How Investors Can Stay Invested With A Low Volatility Strategy

Heightened market volatility episodes have become more frequent in recent years, with several fast and deep corrections.

Ben Dunn, Head of Quantitative Strategies, Eastspring Investments, explores how investors can stay invested while minimising the volatility in their portfolios with a low volatility strategy, thereby reducing the risk of exiting the market at the worst time and missing the market’s best days which can significantly lower their overall returns.

Key takeaways include:

  • Market expectations of volatility spiked in March 2020, and have remained at levels higher than we have seen for most of the last decade, initiated by uncertainty over COVID recovery. Other factors that have caused recent market swings include market supply disruptions, China’s property market woes, food and energy prices, and the Russia-Ukraine crisis.
  • Investors who are unable to endure the pain of market corrections may decide to exit the market at the worst time, potentially losing out on any sharp market reversal. Low volatility strategies help to minimise losses by falling less during turbulent times, and only need to rise a smaller magnitude to return to the same level – an effect that compounds over time.
  • Emerging and Asian markets are typically more volatile than developed markets, having experienced higher drawdowns than the US and Europe during periods of heightened volatility, and taking a long time to recover from these drawdowns.
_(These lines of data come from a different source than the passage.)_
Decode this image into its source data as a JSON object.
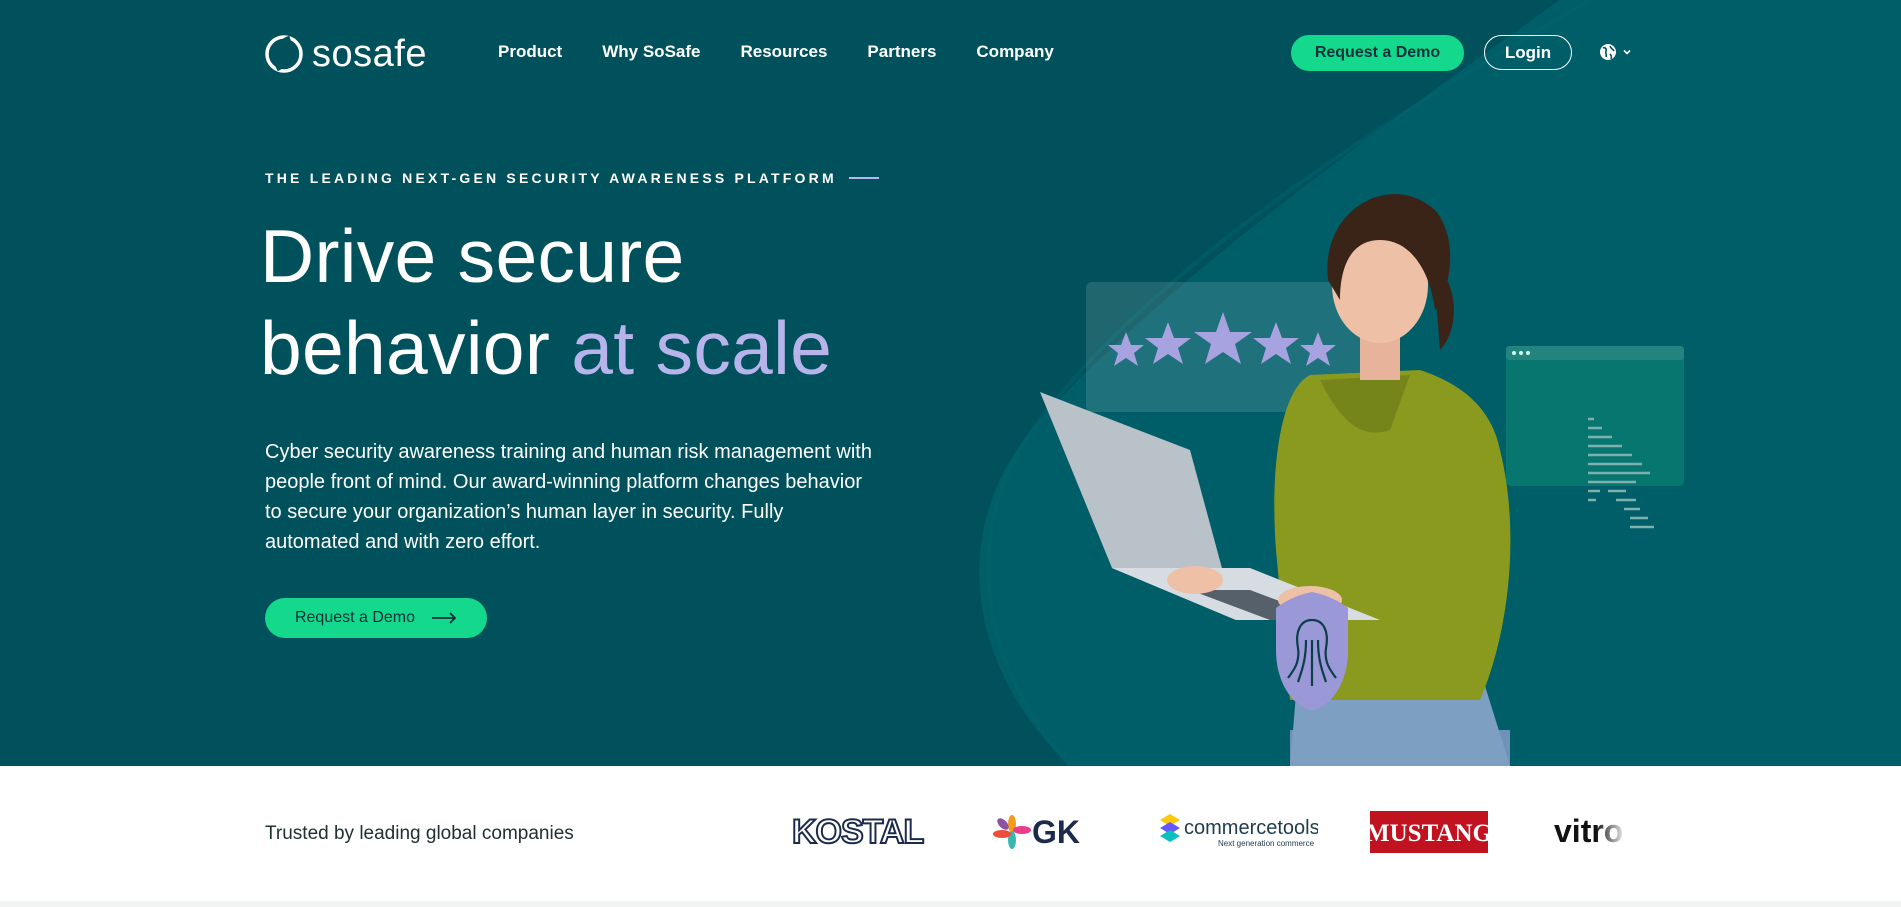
{
  "brand": {
    "name": "sosafe"
  },
  "nav": {
    "links": [
      {
        "label": "Product"
      },
      {
        "label": "Why SoSafe"
      },
      {
        "label": "Resources"
      },
      {
        "label": "Partners"
      },
      {
        "label": "Company"
      }
    ],
    "demo_label": "Request a Demo",
    "login_label": "Login",
    "language_icon": "globe-icon"
  },
  "hero": {
    "eyebrow": "THE LEADING NEXT-GEN SECURITY AWARENESS PLATFORM",
    "headline_line1": "Drive secure",
    "headline_line2_plain": "behavior ",
    "headline_line2_accent": "at scale",
    "description": "Cyber security awareness training and human risk management with people front of mind. Our award-winning platform changes behavior to secure your organization’s human layer in security. Fully automated and with zero effort.",
    "cta_label": "Request a Demo"
  },
  "trusted": {
    "text": "Trusted by leading global companies",
    "logos": [
      "KOSTAL",
      "GK",
      "commercetools",
      "Next generation commerce",
      "MUSTANG",
      "vitro"
    ]
  },
  "colors": {
    "hero_bg": "#00515c",
    "accent_green": "#14d98c",
    "accent_lavender": "#b6b4eb",
    "shield": "#9b98d8"
  }
}
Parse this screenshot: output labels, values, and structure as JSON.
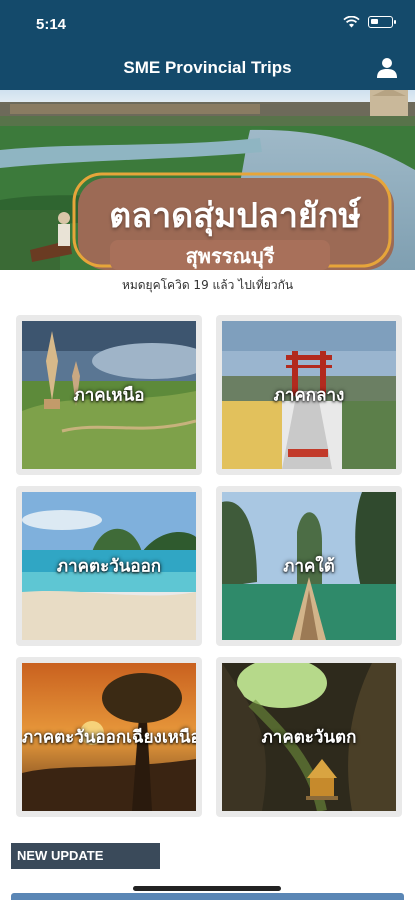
{
  "status_bar": {
    "time": "5:14",
    "wifi_icon": "wifi-icon",
    "battery_icon": "battery-icon"
  },
  "nav": {
    "title": "SME Provincial Trips",
    "profile_icon": "person-icon"
  },
  "banner": {
    "title": "ตลาดสุ่มปลายักษ์",
    "subtitle_line": "สุพรรณบุรี"
  },
  "subtitle": "หมดยุคโควิด 19 แล้ว ไปเที่ยวกัน",
  "regions": [
    {
      "label": "ภาคเหนือ"
    },
    {
      "label": "ภาคกลาง"
    },
    {
      "label": "ภาคตะวันออก"
    },
    {
      "label": "ภาคใต้"
    },
    {
      "label": "ภาคตะวันออกเฉียงเหนือ"
    },
    {
      "label": "ภาคตะวันตก"
    }
  ],
  "section": {
    "new_update": "NEW UPDATE"
  },
  "colors": {
    "header": "#144a6b",
    "card_bg": "#e9e9e9",
    "section_label": "#3a4a5a"
  }
}
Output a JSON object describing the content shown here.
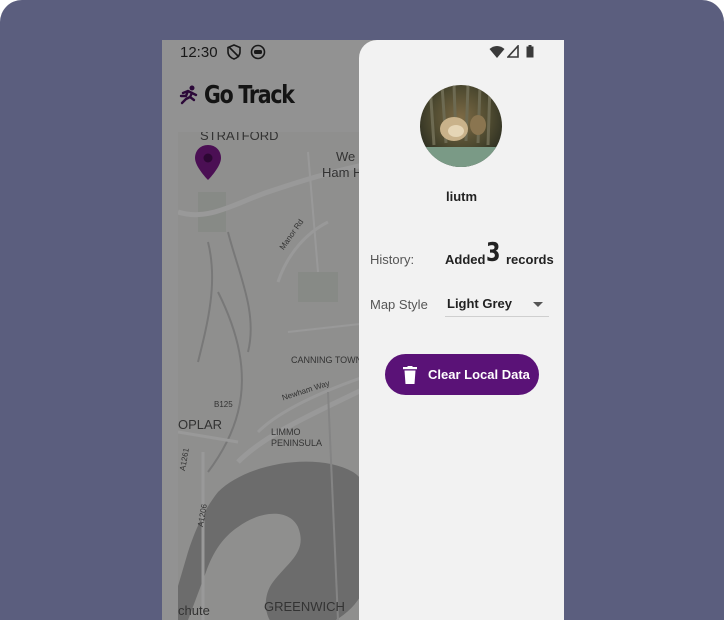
{
  "status_bar": {
    "time": "12:30"
  },
  "app": {
    "title": "Go Track"
  },
  "map": {
    "labels": {
      "stratford": "STRATFORD",
      "west_ham": "West Ham",
      "west_ham_a": "We",
      "west_ham_b": "Ham H",
      "manor_rd": "Manor Rd",
      "canning_town": "CANNING TOWN",
      "newham_way": "Newham Way",
      "b125": "B125",
      "poplar": "OPLAR",
      "limmo": "LIMMO",
      "peninsula": "PENINSULA",
      "a1261": "A1261",
      "a1206": "A1206",
      "chute": "chute",
      "greenwich": "GREENWICH"
    },
    "marker_color": "#7d1a8c"
  },
  "drawer": {
    "username": "liutm",
    "history_label": "History:",
    "history_added": "Added",
    "history_count": "3",
    "history_records": "records",
    "map_style_label": "Map Style",
    "map_style_value": "Light Grey",
    "clear_button_label": "Clear Local Data",
    "clear_button_color": "#5a1277"
  },
  "icons": {
    "status_left": [
      "shield-icon",
      "sync-icon"
    ],
    "status_right": [
      "wifi-icon",
      "signal-icon",
      "battery-icon"
    ],
    "logo": "running-figure-icon",
    "clear": "trash-icon",
    "select": "caret-down-icon"
  }
}
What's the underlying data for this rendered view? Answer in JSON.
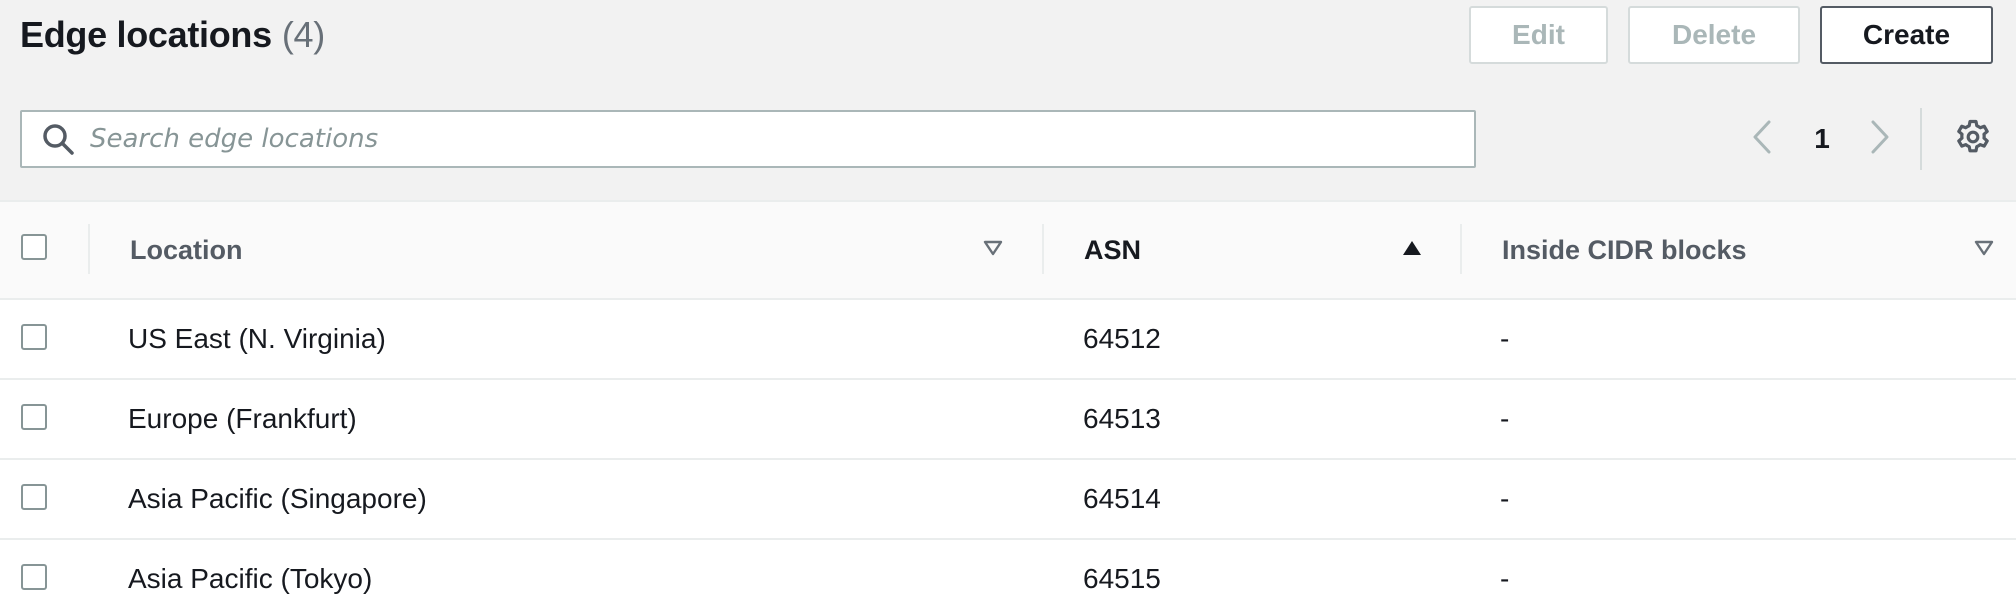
{
  "header": {
    "title": "Edge locations",
    "count": "(4)",
    "edit_label": "Edit",
    "delete_label": "Delete",
    "create_label": "Create"
  },
  "search": {
    "placeholder": "Search edge locations",
    "value": ""
  },
  "pagination": {
    "current_page": "1"
  },
  "table": {
    "columns": [
      {
        "label": "Location",
        "sort": "none"
      },
      {
        "label": "ASN",
        "sort": "ascending"
      },
      {
        "label": "Inside CIDR blocks",
        "sort": "none"
      }
    ],
    "rows": [
      {
        "location": "US East (N. Virginia)",
        "asn": "64512",
        "cidr": "-"
      },
      {
        "location": "Europe (Frankfurt)",
        "asn": "64513",
        "cidr": "-"
      },
      {
        "location": "Asia Pacific (Singapore)",
        "asn": "64514",
        "cidr": "-"
      },
      {
        "location": "Asia Pacific (Tokyo)",
        "asn": "64515",
        "cidr": "-"
      }
    ]
  },
  "icons": {
    "search": "search-icon",
    "prev": "chevron-left-icon",
    "next": "chevron-right-icon",
    "settings": "gear-icon",
    "sort_none": "caret-down-outline-icon",
    "sort_asc": "caret-up-filled-icon"
  },
  "colors": {
    "header_bg": "#f2f2f2",
    "text_primary": "#16191f",
    "text_secondary": "#545b64",
    "disabled": "#aab7b8",
    "border": "#eaeded"
  }
}
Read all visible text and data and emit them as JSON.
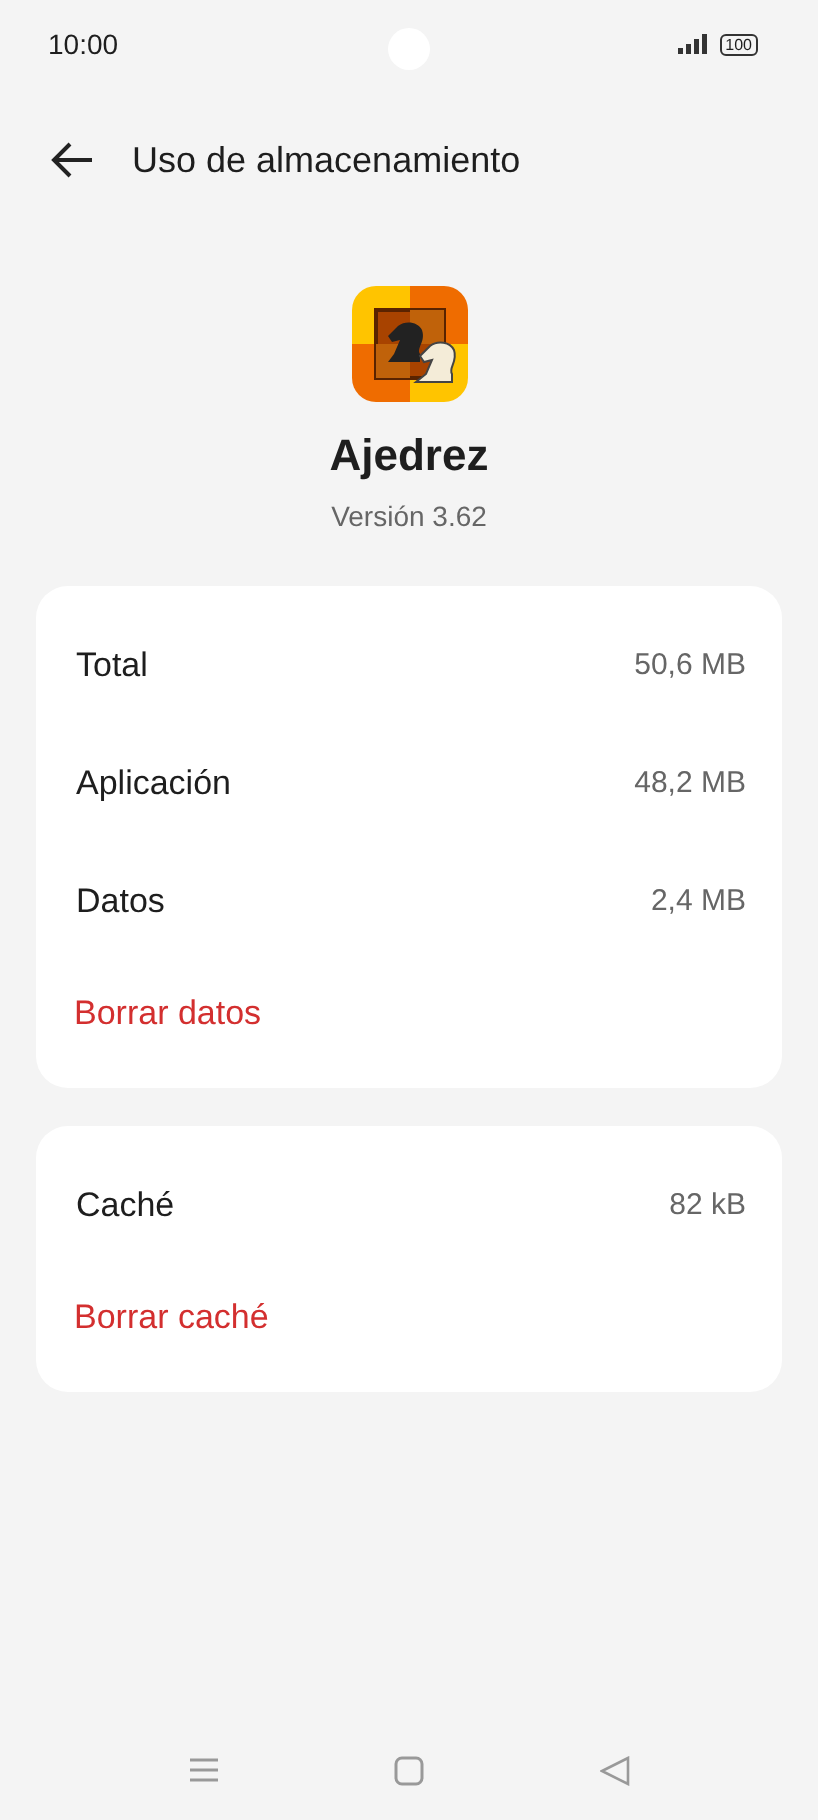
{
  "status_bar": {
    "time": "10:00",
    "battery": "100"
  },
  "header": {
    "title": "Uso de almacenamiento"
  },
  "app": {
    "name": "Ajedrez",
    "version": "Versión 3.62"
  },
  "cards": [
    {
      "rows": [
        {
          "label": "Total",
          "value": "50,6 MB"
        },
        {
          "label": "Aplicación",
          "value": "48,2 MB"
        },
        {
          "label": "Datos",
          "value": "2,4 MB"
        }
      ],
      "action": "Borrar datos"
    },
    {
      "rows": [
        {
          "label": "Caché",
          "value": "82 kB"
        }
      ],
      "action": "Borrar caché"
    }
  ]
}
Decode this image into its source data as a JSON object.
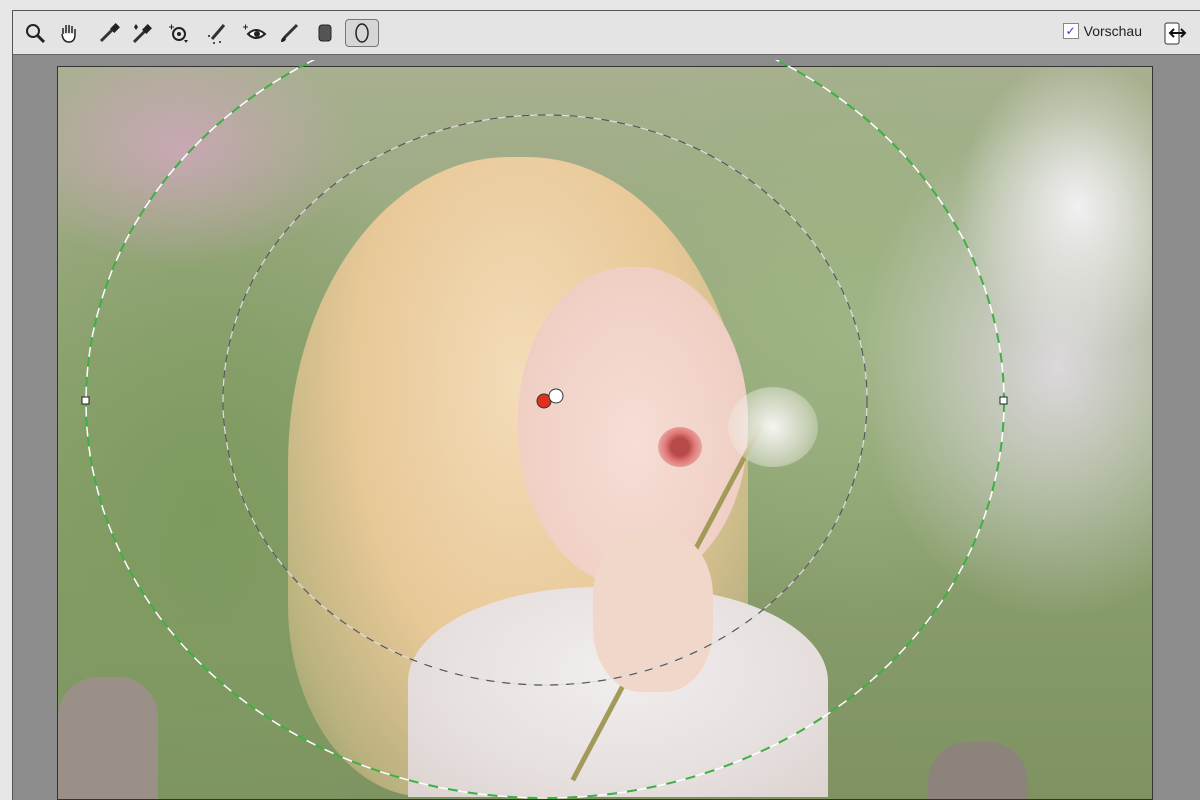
{
  "toolbar": {
    "tools": [
      {
        "name": "zoom-tool",
        "icon": "magnifier-icon"
      },
      {
        "name": "hand-tool",
        "icon": "hand-icon"
      },
      {
        "name": "white-balance-tool",
        "icon": "eyedropper-icon"
      },
      {
        "name": "color-sampler-tool",
        "icon": "eyedropper-plus-icon"
      },
      {
        "name": "targeted-adjustment-tool",
        "icon": "target-icon"
      },
      {
        "name": "spot-removal-tool",
        "icon": "healing-brush-icon"
      },
      {
        "name": "red-eye-tool",
        "icon": "eye-icon"
      },
      {
        "name": "adjustment-brush-tool",
        "icon": "brush-icon"
      },
      {
        "name": "graduated-filter-tool",
        "icon": "gradient-icon"
      },
      {
        "name": "radial-filter-tool",
        "icon": "ellipse-icon",
        "active": true
      }
    ],
    "preview_label": "Vorschau",
    "preview_checked": true,
    "checkmark": "✓"
  },
  "colors": {
    "outer_ring": "#3cb043",
    "inner_ring": "#555555",
    "pin_active": "#e0301e"
  }
}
Low volatility strategies in Asia would help investors better navigate market gyrations, and stay invested over the long term.
  • Low volatility stocks are usually found in defensive sectors and are typically mature companies with stable earnings, predictable cash flows, and high dividends. Dividend-paying companies are a buffer in an inflationary environment, and a careful selection of good quality, dividend-paying low volatility stocks can cushion against rising inflation.
  • While the benefits of low volatility strategies are evident, a key drawback cited is that they tend to lag when the market rallies quickly. COVID, too, highlighted that relying on a single factor approach i.e., low volatility, may not always be effective in achieving the lower drawdowns yet broader market participation that many investors desire. This is why an approach that considers a large universe of stocks rather than only focusing on stocks with low volatility characteristics is preferable. Thus, the resulting portfolio benefits from greater opportunities to add alpha through stocks with attractive fundamental characteristics and then leverages an advanced portfolio construction approach to arrive at a low volatility portfolio.
  • This process ultimately yields well-diversified exposure across sectors, countries, industries, and stocks and culminates in a low vol portfolio, not a portfolio of low vol stocks. Long-term investors who wish to remain fully invested in Asia even during periods of elevated volatility can consider complementing their asset allocation with low volatility strategies to help manage risks.